The other central character in the novel is Esther Summerson, a young woman who has never known her parents. She is supported by the wealthy and generous Mr Jarndyce, who appoints her as a companion to his ward and distant cousin, Ada Clare. Mr Jarndyce, Esther, Ada, and another of Mr Jarndyce's wards, Richard Carstone, are initially seen living happily in Mr Jarndyce's house- known as Bleak House- however, different events soon tear them apart.

The thing that casts a shadow throughout the novel is the case of Jarndyce & Jarndyce, a legal case that has been running for decades, a case that originated because of multiple wills made by an ancestor of the Jarndyces. If the case finally gets a verdict, the fortune of several people would depend on it. Several characters of the novel are involved somehow with the case: including Mr Jarndyce, Richard, Ada and even Lady Dedlock.

These three major plots, along with the numerous subplots, weave Bleak House, and though it might initially seem hard- and at times a bit annoying- to keep track of the numerous storyline and characters, it eventually culminates wonderfully: with various consequences coming to different characters. This is a tale of discovery, reunion, devastation, separation, happiness, and pain.

I loved the way Dickens was able to interlink so many characters. I loved how every single subplot somehow were linked with the major characters. Each character was extremely well developed.

I loved some of the characters: Esther, Mr Jarndyce, Ada, Mr George. These were definitely my favorite characters.
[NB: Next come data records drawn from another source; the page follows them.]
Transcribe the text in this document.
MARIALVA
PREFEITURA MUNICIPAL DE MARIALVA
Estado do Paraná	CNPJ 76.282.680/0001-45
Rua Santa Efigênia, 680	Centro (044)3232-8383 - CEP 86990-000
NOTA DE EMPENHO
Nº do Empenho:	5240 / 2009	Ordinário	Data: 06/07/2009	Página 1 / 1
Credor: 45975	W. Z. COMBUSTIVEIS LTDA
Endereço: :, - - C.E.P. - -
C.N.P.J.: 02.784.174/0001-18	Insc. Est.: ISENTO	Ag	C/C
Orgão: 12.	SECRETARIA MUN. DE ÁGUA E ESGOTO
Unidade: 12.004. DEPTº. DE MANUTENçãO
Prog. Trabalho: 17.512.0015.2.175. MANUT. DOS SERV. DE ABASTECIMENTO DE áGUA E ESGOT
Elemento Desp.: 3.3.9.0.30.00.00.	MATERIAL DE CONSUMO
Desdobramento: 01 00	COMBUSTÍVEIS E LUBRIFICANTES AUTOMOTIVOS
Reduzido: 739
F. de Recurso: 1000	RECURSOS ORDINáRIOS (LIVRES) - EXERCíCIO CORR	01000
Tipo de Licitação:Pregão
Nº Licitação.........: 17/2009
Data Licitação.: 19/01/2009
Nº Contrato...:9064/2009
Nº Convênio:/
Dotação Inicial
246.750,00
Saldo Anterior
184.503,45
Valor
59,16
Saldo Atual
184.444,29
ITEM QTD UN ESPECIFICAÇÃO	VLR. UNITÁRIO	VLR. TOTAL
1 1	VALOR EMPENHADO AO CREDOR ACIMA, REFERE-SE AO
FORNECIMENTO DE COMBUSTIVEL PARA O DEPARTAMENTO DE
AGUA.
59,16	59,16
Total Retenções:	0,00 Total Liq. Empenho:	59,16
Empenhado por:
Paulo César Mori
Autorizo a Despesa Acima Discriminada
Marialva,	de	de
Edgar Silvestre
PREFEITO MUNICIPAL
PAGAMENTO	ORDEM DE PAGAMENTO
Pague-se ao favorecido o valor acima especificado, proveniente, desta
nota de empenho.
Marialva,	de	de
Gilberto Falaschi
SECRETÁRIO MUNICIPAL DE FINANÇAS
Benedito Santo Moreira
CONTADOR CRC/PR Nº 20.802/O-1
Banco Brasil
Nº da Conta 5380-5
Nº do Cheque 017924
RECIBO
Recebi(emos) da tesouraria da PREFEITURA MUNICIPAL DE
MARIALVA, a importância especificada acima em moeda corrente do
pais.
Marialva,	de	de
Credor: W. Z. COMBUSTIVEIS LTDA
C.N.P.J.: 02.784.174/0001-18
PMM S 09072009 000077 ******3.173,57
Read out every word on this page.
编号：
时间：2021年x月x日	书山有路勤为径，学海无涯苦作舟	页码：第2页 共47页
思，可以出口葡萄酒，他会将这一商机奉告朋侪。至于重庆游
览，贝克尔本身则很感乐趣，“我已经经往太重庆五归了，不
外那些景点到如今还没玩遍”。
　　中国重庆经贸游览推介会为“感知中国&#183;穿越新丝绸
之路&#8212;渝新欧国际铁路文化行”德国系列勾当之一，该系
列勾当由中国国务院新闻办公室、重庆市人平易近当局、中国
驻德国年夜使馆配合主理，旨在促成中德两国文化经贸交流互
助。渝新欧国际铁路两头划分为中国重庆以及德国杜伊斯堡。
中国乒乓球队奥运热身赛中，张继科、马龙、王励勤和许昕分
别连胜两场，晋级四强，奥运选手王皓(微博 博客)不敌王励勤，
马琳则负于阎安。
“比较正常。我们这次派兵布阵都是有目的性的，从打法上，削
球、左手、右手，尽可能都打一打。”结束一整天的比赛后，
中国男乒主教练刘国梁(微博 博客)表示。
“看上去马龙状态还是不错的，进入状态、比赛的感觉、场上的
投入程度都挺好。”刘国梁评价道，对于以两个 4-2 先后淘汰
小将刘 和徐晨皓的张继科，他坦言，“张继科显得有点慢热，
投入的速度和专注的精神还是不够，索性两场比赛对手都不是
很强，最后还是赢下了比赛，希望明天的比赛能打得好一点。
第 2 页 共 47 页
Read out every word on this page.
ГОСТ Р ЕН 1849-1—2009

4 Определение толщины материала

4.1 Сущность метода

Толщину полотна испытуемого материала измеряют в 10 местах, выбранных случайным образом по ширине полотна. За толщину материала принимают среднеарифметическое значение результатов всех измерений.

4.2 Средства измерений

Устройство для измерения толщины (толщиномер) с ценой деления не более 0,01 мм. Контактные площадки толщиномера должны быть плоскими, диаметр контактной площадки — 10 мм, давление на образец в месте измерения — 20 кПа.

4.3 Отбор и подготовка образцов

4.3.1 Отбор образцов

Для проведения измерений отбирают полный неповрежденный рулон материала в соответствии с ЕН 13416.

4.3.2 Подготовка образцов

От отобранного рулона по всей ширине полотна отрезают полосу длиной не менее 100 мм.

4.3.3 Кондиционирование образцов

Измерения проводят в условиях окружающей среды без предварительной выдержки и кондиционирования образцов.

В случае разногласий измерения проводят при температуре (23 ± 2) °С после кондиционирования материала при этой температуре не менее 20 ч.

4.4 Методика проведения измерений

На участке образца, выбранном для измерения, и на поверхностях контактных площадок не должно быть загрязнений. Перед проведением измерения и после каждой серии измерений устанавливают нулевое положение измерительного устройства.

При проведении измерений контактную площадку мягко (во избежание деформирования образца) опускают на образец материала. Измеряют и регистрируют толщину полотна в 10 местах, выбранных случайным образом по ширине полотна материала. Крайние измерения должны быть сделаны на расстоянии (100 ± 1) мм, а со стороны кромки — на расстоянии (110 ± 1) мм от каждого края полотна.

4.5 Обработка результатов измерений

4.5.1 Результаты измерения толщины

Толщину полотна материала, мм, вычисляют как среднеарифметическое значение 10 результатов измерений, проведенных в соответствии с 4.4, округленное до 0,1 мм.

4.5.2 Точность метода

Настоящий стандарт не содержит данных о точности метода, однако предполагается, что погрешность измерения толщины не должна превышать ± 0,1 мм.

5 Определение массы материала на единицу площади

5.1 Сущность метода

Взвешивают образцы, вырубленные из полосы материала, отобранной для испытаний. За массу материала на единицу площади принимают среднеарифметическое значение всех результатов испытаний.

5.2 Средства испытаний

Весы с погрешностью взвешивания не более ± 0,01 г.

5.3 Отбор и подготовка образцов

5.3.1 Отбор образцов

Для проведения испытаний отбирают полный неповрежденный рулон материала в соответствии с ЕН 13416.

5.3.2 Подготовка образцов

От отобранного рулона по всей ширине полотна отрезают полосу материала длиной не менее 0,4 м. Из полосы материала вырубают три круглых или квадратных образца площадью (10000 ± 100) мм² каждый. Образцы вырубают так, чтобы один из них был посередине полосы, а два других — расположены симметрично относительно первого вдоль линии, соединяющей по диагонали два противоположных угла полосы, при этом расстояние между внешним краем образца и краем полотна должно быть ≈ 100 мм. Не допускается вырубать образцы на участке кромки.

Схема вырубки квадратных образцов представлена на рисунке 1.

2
Over the course of the novel several characters go through dynamic- yet realistic- changes, including Sir Leicester Dedlock, whom I initially thought to be haughty and stupid but circumstances over the course of the novel made me change my opinion. I definitely cared for Lady Dedlock, though I must say I did not love her the way I loved Esther Summerson. There are so many other characters worth being mentioned: Richard, Mrs Bagnet, Mrs Snagsby, Mr Smallweed, Mr Skimpole, Mr Guppy, Inspector Bucket, Mrs Rouncewell, Miss Flite, Caddy Jellyby, Prince Turveydrop, Charley and so many other characters. Mr Tulkinghorn makes a cold, well developed villain. 

The novel has two narrators: Esther and a third person narrator. I personally loved Esther's narrative more: it sounded to me much more personal, much more melodious. 

If I need to choose a favorite subplot, well, that would be difficult. But perhaps I would choose the subplot concerning Mr George, mainly because I really started loving the character and I liked the revelations and the unexpected twist in this particular subplot.

Overall, I really, really, really loved the novel. (Right now, I'm reading another of Dickens's novels, David Copperfield. I'm enjoying it so far!)

The 2005 BBC serial consisted of fifteen episodes, and was directed by Justin Chadwick and Susanna White. Though it is true that not every character, not every bit of this huge novel could be included in this adaptations, I must say that I loved it! This series definitely did justice to Dickens's novel. It is indeed a very good adaptation. It is extremely well written and the subject matter is wonderfully dealt with. I loved some of the additions: for example, Mr Skimpole is antagonized more in this adaptation and is far less comical than he was in the novel. I really admired this alteration. Mr Snagsby, for example, is more warm and amiable than comical, and I really appreciated it. Mr Guppy is more creepy and it was definitely funny (and creepy) to watch him. The performances were so very good! Though it could not include everything, I must say its a very good adaptation!